Go to contents

Chaebol Will Be Reined in as Promised by Roh

Posted February. 21, 2003 22:31,   

한국어

The incoming Roh Moo-hyun administration has decided to speed up its pushing for introduction of several new regulations designed to rein in chaebols. Thus, the tax code will be modified by the end of this year in such a way as to frustrate any attempt to illegally pass down wealth from one generation to the next. Once modified, therefore, inheritance and gift tax will be levied even where there is no specific provision for the taxation. In addition, regulations will be toughened to prevent chaebol affiliates from illegally helping each other financially.

Moreover, the current financial supervisory system is to be overhauled to foil off a chaebol owner`s illegitimate intervention in management of affiliate companies. As part of the plan, the Fair Trade Committee will beef up its monitoring activities over chaebol.

The proposals are included in the report submitted yesterday by the Presidential Transition Committee to President-elect Roh Moo-hyun. The proposals, therefore, will command the priority of the incoming administration.

The chaebol-related policy envisioned by the committee has accommodated most of the campaign promises of Roh. Thus, it is likely that the new administration will initiate various measures to reform the chaebol.

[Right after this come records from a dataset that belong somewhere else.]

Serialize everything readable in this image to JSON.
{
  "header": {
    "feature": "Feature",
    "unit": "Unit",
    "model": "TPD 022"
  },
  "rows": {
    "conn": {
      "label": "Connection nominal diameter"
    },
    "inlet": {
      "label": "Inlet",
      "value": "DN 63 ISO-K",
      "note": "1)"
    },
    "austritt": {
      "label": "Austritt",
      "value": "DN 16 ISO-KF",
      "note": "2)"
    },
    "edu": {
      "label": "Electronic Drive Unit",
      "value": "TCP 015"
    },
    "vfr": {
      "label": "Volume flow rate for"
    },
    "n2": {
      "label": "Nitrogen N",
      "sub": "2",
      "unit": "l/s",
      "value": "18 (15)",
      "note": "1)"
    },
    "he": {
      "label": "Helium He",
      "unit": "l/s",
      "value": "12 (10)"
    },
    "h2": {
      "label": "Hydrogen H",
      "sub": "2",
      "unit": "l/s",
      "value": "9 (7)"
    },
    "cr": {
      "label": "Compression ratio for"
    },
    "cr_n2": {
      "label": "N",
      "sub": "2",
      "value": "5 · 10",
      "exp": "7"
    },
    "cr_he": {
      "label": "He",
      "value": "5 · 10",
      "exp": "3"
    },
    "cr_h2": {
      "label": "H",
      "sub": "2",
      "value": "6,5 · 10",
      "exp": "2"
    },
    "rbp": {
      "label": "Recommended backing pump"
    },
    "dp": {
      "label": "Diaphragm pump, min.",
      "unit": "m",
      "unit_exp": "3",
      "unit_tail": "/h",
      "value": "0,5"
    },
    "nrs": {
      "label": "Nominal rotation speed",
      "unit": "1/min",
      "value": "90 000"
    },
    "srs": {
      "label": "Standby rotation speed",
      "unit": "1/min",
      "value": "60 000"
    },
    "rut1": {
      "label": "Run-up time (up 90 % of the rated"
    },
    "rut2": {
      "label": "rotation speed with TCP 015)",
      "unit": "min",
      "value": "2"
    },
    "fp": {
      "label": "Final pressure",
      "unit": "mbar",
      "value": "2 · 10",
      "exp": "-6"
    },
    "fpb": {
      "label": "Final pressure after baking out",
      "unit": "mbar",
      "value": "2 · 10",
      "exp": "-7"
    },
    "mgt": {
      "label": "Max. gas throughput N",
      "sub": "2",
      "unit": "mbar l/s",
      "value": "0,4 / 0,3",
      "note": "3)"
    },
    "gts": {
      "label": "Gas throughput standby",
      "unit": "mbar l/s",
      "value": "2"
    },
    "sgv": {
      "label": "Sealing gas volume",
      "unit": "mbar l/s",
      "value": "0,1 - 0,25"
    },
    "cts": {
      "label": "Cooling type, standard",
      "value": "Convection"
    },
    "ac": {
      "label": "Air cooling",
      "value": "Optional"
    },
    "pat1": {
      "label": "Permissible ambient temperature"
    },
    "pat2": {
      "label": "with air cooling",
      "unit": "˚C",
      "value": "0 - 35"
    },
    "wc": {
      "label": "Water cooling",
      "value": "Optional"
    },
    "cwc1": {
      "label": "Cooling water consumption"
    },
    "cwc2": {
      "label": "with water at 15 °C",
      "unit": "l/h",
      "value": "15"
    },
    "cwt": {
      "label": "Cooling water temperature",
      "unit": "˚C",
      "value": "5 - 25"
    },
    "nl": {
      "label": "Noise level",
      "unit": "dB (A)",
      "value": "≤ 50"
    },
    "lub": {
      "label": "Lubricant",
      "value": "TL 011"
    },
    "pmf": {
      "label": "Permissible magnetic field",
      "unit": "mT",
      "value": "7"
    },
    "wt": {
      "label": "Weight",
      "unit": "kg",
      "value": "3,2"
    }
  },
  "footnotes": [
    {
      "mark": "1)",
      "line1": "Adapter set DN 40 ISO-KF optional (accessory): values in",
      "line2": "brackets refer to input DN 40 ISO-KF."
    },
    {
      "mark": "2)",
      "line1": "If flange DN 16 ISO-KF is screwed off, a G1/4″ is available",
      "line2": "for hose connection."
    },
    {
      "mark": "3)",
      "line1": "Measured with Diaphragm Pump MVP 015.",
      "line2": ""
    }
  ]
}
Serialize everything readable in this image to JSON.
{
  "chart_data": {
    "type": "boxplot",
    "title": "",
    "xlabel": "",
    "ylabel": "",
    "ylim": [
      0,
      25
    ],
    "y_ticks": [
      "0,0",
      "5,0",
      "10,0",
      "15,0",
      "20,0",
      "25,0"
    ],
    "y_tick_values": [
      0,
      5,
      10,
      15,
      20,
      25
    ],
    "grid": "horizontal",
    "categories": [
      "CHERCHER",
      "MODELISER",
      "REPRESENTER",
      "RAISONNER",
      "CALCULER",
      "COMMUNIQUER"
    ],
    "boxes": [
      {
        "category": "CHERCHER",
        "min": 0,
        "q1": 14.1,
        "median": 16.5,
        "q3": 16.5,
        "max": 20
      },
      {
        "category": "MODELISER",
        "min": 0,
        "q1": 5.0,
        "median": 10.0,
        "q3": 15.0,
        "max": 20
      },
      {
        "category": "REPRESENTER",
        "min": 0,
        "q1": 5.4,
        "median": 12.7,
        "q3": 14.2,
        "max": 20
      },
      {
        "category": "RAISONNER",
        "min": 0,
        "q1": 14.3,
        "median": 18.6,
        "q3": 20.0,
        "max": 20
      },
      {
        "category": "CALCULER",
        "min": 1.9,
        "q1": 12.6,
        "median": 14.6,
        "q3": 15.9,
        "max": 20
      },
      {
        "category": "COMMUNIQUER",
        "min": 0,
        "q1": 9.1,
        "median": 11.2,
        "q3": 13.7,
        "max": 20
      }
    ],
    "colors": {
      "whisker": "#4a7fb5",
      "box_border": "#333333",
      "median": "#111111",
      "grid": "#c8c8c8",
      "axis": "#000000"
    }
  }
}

According the report, if a chaebol affiliate gives financial supports to another affiliate by manipulating its subsidiary bank, the overseeing government agency can ask the court to forcefully sever the bank from the chaebol. The transition committee has also decided to revise the tax code so that, without specific provisions, heavy taxation can be imposed once it is determined that an inheritance has occurred in fact. Some legal scholars, however, consider the revision unconstitutional.

Another reform-oriented bill is now pending Congress. Once the bill becomes law, shareholders can file a class action suit against a company suspected of having employed illegal accounting practices like window-dressing. Thus, if passed within this year as intended by the transition committee, the new legislation will lead to more lawsuits by non-majority shareholders.

Additionally, the transition committee has decided to extend for a considerable time the authority of the Fair Trade Committee to track down banking transactions. Originally, the authority is supposed to expire by the end of this year. The transition committee also reportedly favors appointing Fair Trade Committee members as police officers. Furthermore, in the future, civil rights groups and the Korea Consumer Protection Board can file criminal claims against a chaebol suspected of committing illegal transitions. So far, only the Fair Trade Committee has the privilege.

If the bill passes through Congress, a person wishing to invest in a bank or to have majority of its shares has to go through more toughened scrutiny and meet more requirements. In the meanwhile, a bank is to be allowed to loan a much smaller amount of money to its majority shareholder and its affiliate. The transition committee also plans to subject to supervision of the government those financial institutes that are not traded in the stock market.

The committees will reportedly maintain the current investment cap applied to a company whose asset is more than 5 trillion won (or approximately $4 billion). Under the system, a person can invest only up to certain amount in the company. Under the committee`s plan, chaebol affiliates will be prohibited from making mutual investments and guaranteeing for each other in obtaining loans.